The intervention from Paco Morote, Spokesperson from the Plataforma Afectados por la Hipoteca ( Platform for Mortgage Victims) in Spain, argued their important lobbying work to empower people affected by evictions, accompany them collectively and stop the forced eviction when needed. Another fundamental part of this Platform tactics lay in putting pressure on the politicians, giving visibility to the movement and the existing problems so that people can identify with them. Besides, the promotion of changes in existing legislation to guarantee the right to housing is part of their strategy, with the successful example of the law 24/2015 in Catalonia.
The conversation also included the perspective from local governments, with Barcelona’s City Council approach on housing explained by Eduard Cabré, International Relations Consultant at Barcelona Housing Department. The tactics of the city include the pressure on national governments to guarantee human rights, the fight of crucial battles like forced evictions and the rent control, and pilot co-production solutions between governments and civil society groups. At a long-term level the city plans to bring housing up to the level of education and healthcare within the welfare state as well as to enhance the housing co-production (social production, public-cooperatives of housing, between others)
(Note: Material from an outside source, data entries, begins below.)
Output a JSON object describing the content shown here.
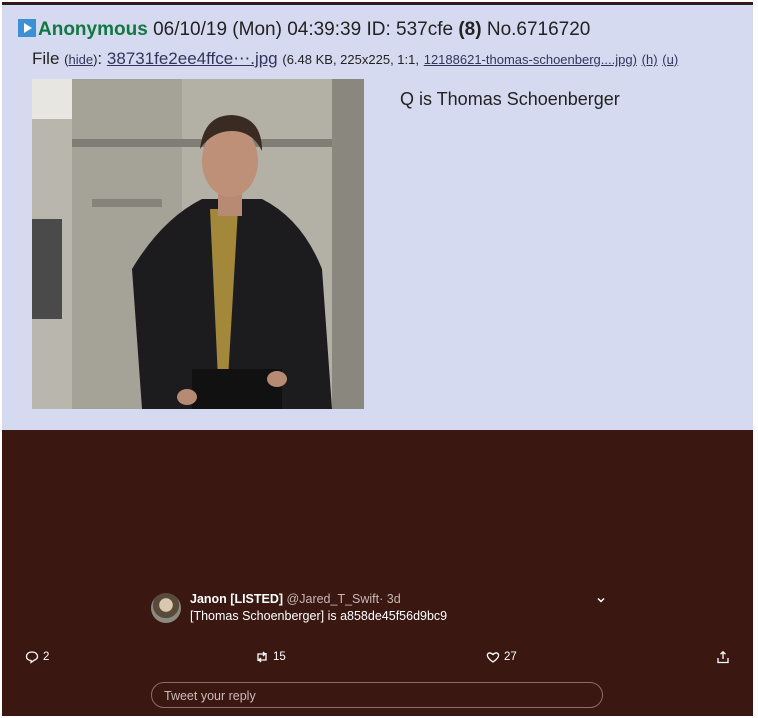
{
  "post": {
    "name": "Anonymous",
    "datetime": "06/10/19 (Mon) 04:39:39",
    "id_label": "ID:",
    "poster_id": "537cfe",
    "reply_count": "(8)",
    "post_number": "No.6716720",
    "file_label": "File",
    "hide_link": "hide",
    "filename": "38731fe2ee4ffce⋯.jpg",
    "file_meta": "(6.48 KB, 225x225, 1:1,",
    "original_filename": "12188621-thomas-schoenberg....jpg)",
    "link_h": "(h)",
    "link_u": "(u)",
    "message": "Q is Thomas Schoenberger"
  },
  "tweet": {
    "display_name": "Janon [LISTED]",
    "handle": "@Jared_T_Swift",
    "age": "· 3d",
    "text": "[Thomas Schoenberger] is a858de45f56d9bc9",
    "reply_count": "2",
    "retweet_count": "15",
    "like_count": "27",
    "reply_placeholder": "Tweet your reply"
  },
  "colors": {
    "post_background": "#d6daf0",
    "name_green": "#117743",
    "link_blue": "#34345c",
    "tweet_background": "#3a1711"
  },
  "icons": [
    "arrow-icon",
    "chevron-down-icon",
    "reply-icon",
    "retweet-icon",
    "like-icon",
    "share-icon"
  ]
}
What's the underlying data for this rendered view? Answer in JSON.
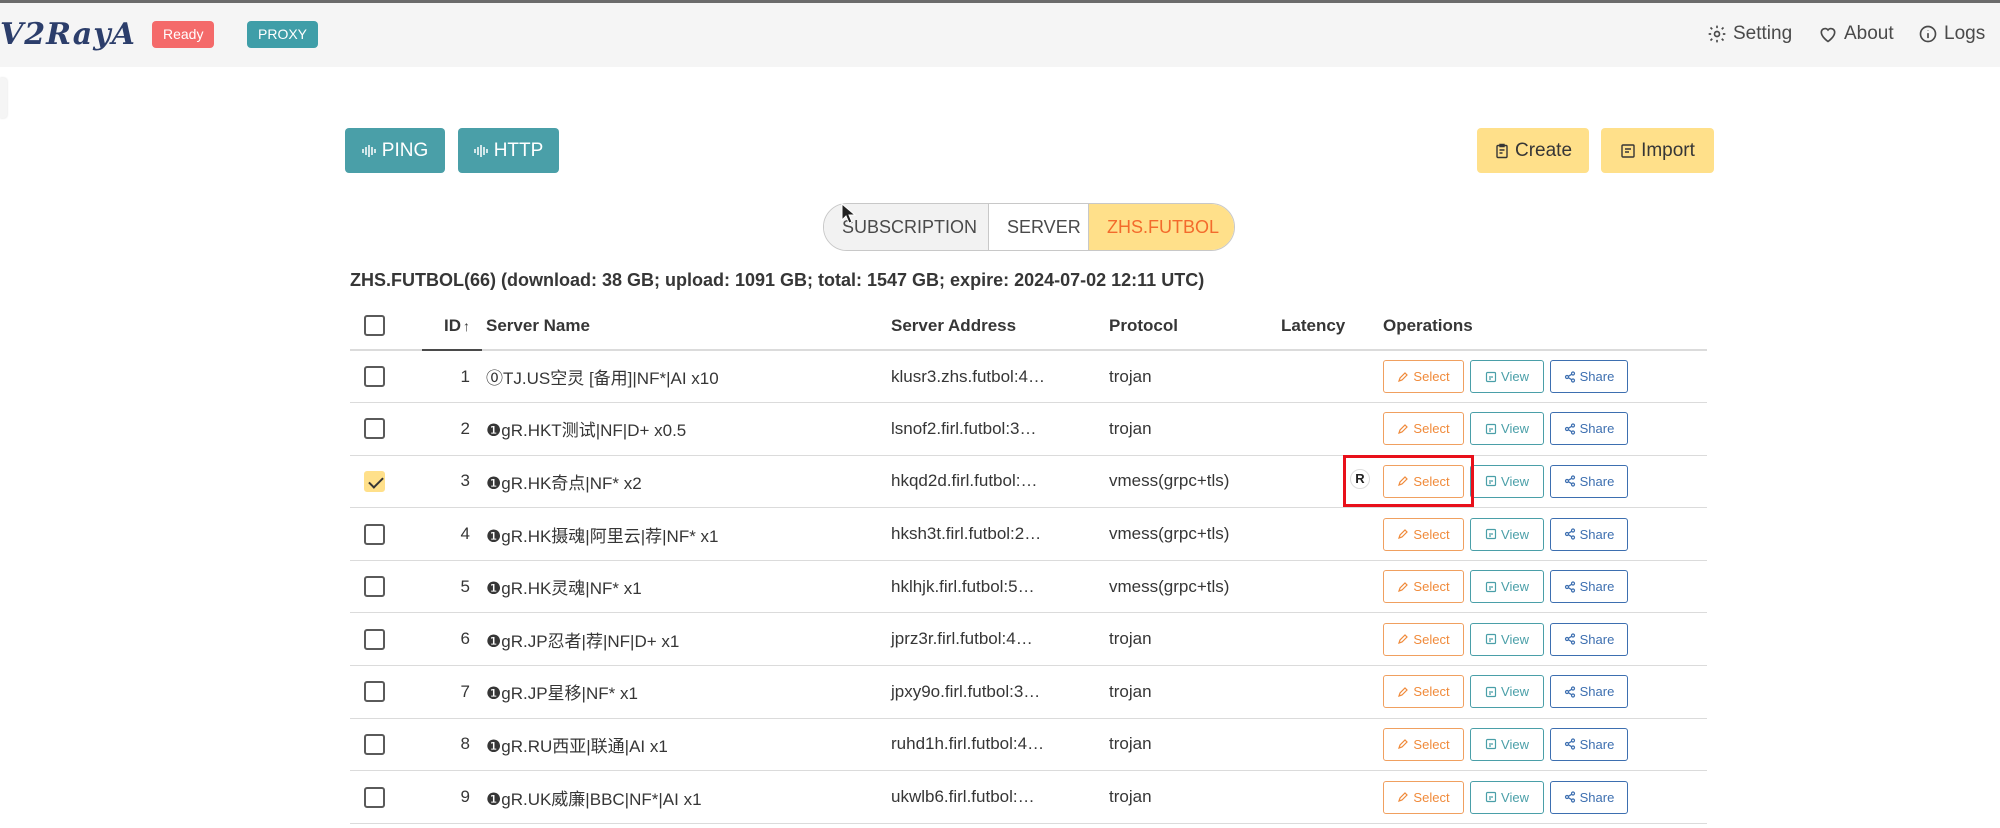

Lorena Zárate from the Global Platform for the Right to the City and former HIC President summarised the main ideas addressed in this panel highlighting that in the last 20 years, there were many very accelerated changes, and now more than ever the strategies used by social movements indeed to be combined “with the mobilization of public opinion, awareness raising and important training, even towards the institutions”. Lorena stated that the role of the public sector must be strengthened in a participatory and inclusive manner. According to Lorena, this is a discourse of political and public actors who have to commit more, because of the neoliberal mantra: “This must be changed urgently. The public needs to be re-imaginated”.